Web TV www.labourseetlavie.com : On voit tout de même un débat au sein même de la Réserve fédérale américaine. Est-ce que ce débat pourrait conduire peut-être à anticiper ce scénario qui se met en place aujourd’hui ? C’est vrai que les marchés obligataires n’y croient pas, mais est-ce que finalement ce débat ne va peut-être pas s’accentuer au cours des prochaines semaines ?
Vincent Guenzi, stratégiste chez Cholet Dupont : Je pense qu’il a toujours eu lieu ce débat, il a toujours eu lieu. Cela montre que la Fed reste, avant tout, très pragmatique, attentive aux évolutions de la conjoncture sur les États-Unis. On est habitué à cela et je pense que les marchés regardent plutôt les évolutions de cette conjoncture pour anticiper ce que va faire la Fed et, en tant qu’investisseur Actions, on regarde aussi ce que font les marchés obligataires. À partir du moment où les marchés obligataires, le 10 ans américain, restent assez sages, cela nous permet de rester serein.
Web TV www.labourseetlavie.com : En Europe, on pourrait dire que l’événement de cette semaine, c’est ce qui se passe en Suisse. Quand on voit que l’on emprunte à des taux négatifs sur le 10 ans, effectivement là on peut se poser des questions sur ce qui est en train de se passer finalement ?

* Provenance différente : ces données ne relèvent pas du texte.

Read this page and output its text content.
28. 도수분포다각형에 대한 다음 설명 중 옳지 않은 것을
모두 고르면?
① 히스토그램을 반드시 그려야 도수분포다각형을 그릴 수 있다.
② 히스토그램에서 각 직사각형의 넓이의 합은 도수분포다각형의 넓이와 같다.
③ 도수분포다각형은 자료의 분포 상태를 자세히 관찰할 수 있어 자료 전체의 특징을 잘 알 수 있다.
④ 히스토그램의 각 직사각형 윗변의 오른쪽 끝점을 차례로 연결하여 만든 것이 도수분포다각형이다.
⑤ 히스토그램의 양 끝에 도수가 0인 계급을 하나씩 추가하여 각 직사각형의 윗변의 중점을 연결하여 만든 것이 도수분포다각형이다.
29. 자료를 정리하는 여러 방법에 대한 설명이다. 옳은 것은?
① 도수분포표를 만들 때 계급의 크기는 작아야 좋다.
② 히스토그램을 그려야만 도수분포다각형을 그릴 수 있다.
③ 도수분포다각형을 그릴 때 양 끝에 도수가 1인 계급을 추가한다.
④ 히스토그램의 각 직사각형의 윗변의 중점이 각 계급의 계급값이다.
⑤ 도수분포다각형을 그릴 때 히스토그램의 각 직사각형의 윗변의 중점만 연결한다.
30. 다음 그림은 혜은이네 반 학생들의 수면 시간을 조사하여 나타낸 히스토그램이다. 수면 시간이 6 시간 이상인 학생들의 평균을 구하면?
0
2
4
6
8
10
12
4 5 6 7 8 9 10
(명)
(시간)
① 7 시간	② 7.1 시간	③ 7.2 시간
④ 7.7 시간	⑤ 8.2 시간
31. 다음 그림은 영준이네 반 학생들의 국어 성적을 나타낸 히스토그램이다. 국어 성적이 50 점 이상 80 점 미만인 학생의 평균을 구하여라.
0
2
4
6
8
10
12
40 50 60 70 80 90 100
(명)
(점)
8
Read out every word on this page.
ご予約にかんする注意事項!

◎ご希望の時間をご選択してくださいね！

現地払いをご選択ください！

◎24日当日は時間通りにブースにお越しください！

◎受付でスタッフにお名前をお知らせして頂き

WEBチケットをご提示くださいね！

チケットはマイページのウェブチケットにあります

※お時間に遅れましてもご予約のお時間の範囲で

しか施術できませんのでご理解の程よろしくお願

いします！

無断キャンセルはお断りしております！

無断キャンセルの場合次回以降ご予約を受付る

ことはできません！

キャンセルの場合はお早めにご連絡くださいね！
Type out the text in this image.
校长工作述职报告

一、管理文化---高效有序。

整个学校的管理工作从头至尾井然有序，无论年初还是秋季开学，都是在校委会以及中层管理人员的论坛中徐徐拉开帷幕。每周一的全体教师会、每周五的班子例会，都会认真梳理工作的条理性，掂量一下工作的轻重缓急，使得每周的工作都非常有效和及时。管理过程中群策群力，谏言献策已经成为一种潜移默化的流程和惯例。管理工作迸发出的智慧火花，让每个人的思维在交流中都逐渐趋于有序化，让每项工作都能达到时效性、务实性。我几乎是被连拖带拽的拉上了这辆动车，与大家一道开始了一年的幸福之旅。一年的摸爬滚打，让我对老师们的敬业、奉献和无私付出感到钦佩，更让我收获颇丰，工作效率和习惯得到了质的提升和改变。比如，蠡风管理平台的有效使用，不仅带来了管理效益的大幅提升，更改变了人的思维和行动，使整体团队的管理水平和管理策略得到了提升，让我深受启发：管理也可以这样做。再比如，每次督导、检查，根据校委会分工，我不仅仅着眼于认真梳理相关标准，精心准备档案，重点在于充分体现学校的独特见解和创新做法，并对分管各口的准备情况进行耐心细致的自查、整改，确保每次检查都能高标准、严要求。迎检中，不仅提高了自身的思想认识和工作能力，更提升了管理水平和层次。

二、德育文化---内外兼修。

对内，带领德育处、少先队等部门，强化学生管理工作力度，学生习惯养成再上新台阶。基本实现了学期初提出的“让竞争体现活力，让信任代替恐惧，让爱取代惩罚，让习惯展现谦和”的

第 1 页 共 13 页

Vincent Guenzi, stratégiste chez Cholet Dupont : On se pose des questions en se demandant combien de temps cela va durer. Je crois qu’il n’est pas sain d’avoir des taux négatifs. Je pense que l’on assiste à une prise de risque inconsidérée sur les marchés obligataires, avec également des investisseurs qui sont obligés, pour avoir du rendement, d’aller chercher des durées de plus en plus longues. J’ai vu qu’il avait été lancé un tracker sur les pays de la zone euro périphériques longue durée, c’est-à-dire des emprunts de plus de 20 à 25 ans, c’est une vraie prise de risque très importante. Donc je ne suis pas « inquiet » parce que je ne crois pas que les taux longs vont monter rapidement et fortement, mais il y a quand même une accumulation de positions spéculatives sur les marchés obligataires qui est un peu préoccupante.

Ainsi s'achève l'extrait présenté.